Une interview de Pierre Xavier Soulé-Susbielles, ACAM, Commissaire contrôleur des assurances et Chef du projet de contrôle des Intermédiaires. M. Soulé-Susbielles s'exprime sur le rôle de l'ACAM et la conjoncture économique pour les métiers de l'assurance. Propos recueiilis par Anne-Catherine Thomas (Responsable juridique Unpactom)
L’ordonnance du 30 janvier 2009 n’induit pas à proprement parler une évolution du rôle de l’ACAM, lequel rôle reste fixé par la loi (cf. en particulier l’article L 310 12 du Code des assurances). En revanche, l’ordonnance du 30 janvier 2009 confère à l’ACAM un outil intéressant en matière de protection des consommateurs, l’article L 132 27 du Code des assurances : en effet, à compter du 1er janvier 2010, s’agissant des contrats d’assurance vie, l’ACAM sera en mesure de sanctionner elle-même les informations inexactes, confuses ou trompeuses. À ce jour, la sanction de pareille communication d’informations supposerait une poursuite du parquet ; il s’agit d’une procédure complexe.
Dans le contexte économique actuel, quelle est la mission des autorités de contrôle quant à la commercialisation des produits d’assurance ?
Il serait peut-être réducteur d’imputer la crise actuelle aux seuls crédits dits subprime ; il n’en demeure pas moins que, si les crédits en question avaient été mieux vendus, il y aurait peut-être eu un peu moins d’actifs « toxiques » dans les bilans des institutions financières, et donc un peu moins de turbulences au niveau de celles-ci. Il n’est donc pas aberrant que la question de la réforme des conditions de commercialisation des produits financiers de toute nature s’invite dans le débat du moment (même le président Obama en parle !).
Cela étant dit, rappelons quand même que les avancées en matière de commercialisation des produits financiers sont d’abord et avant tout liées à une tendance consumériste de fond, tendance qui ne concerne pas uniquement les produits financiers et leur commercialisation ; et ce mouvement global date de bien avant la crise.
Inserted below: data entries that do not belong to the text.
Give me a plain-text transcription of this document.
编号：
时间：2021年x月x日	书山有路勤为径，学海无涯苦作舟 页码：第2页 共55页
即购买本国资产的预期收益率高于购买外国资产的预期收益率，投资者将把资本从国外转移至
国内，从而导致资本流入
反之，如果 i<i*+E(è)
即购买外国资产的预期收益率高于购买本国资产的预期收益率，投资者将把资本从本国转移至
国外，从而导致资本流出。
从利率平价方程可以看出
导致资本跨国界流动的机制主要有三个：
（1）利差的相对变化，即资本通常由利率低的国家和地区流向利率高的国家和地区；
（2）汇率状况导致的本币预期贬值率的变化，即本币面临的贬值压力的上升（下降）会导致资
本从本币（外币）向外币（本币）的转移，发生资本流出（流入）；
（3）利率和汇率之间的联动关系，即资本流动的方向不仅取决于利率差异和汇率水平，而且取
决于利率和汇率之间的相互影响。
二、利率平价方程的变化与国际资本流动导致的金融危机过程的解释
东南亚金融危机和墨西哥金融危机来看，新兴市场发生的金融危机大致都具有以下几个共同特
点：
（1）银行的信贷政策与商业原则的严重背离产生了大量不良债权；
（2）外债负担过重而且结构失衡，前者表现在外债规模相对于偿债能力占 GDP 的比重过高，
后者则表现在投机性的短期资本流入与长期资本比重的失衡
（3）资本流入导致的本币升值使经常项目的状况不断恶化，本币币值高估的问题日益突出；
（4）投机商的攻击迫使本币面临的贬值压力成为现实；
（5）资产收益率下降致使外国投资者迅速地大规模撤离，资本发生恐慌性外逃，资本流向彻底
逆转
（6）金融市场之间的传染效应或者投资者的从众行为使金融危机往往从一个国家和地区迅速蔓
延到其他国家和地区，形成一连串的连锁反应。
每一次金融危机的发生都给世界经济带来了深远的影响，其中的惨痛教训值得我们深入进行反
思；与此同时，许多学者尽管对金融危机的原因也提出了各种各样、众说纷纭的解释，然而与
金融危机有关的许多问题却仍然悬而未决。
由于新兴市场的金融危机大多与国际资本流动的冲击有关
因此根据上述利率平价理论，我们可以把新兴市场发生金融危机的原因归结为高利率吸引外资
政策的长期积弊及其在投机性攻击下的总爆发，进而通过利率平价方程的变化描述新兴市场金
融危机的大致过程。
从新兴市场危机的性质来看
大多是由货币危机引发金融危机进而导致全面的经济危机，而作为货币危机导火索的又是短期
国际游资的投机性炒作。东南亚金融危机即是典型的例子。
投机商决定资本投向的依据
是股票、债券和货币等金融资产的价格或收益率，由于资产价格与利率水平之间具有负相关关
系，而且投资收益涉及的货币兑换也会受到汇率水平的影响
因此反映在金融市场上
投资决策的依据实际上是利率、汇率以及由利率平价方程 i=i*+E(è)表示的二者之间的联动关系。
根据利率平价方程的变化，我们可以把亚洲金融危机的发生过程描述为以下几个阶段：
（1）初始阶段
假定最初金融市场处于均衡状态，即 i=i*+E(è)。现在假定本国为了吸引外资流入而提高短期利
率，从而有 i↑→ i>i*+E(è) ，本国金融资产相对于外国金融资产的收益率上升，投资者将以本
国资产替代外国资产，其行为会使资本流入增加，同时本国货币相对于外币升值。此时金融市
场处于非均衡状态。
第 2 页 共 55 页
D’un point de vue pratique, en France (comme dans les autres pays de l’Union européenne), les outils sont en place du fait notamment des directives MIF et Intermédiation en assurance : ce qu’il y a de mieux à faire à présent, c’est d’utiliser ces outils et l’ACAM s’attache à contrôler que tel est bien le cas pour ce qui est des normes relatives à l’intermédiation en assurance. Un exemple. Les professionnels sont tenus, préalablement à la souscription d’un contrat d’assurance, de fournir une série d’informations ainsi que d’établir un diagnostic suivi d’une préconisation (préconisation cohérente avec le diagnostic, faute de quoi l’on ne peut considérer que le professionnel a satisfait à ses obligations).
Quels sont les enjeux de la capacité professionnelle d’ici 2010 ? Le traitement administratif des parcours professionnels est exigeant en logistique. Pourquoi tant d’exigences et en quoi ce suivi est-il décisif pour l’ACAM ?
Dans les années 80-90, le Royaume-Uni a été secoué par la crise des « pension missellings » : des dizaines de milliers de personnes avaient alors été poussées par des conseillers financiers à investir tout ou partie de l’argent de leur retraite sur des supports volatiles. Plus près de nous, des centaines de milliers d’Américains ont été invités par des courtiers financiers à s’endetter dans des conditions intenables à long terme. À chaque fois, sans que soit occultée la responsabilité primordiale des donneurs d’ordre, intervinrent des bataillons de vendeurs qui vendaient des produits financiers comme ils auraient vendu des articles de consommation courante.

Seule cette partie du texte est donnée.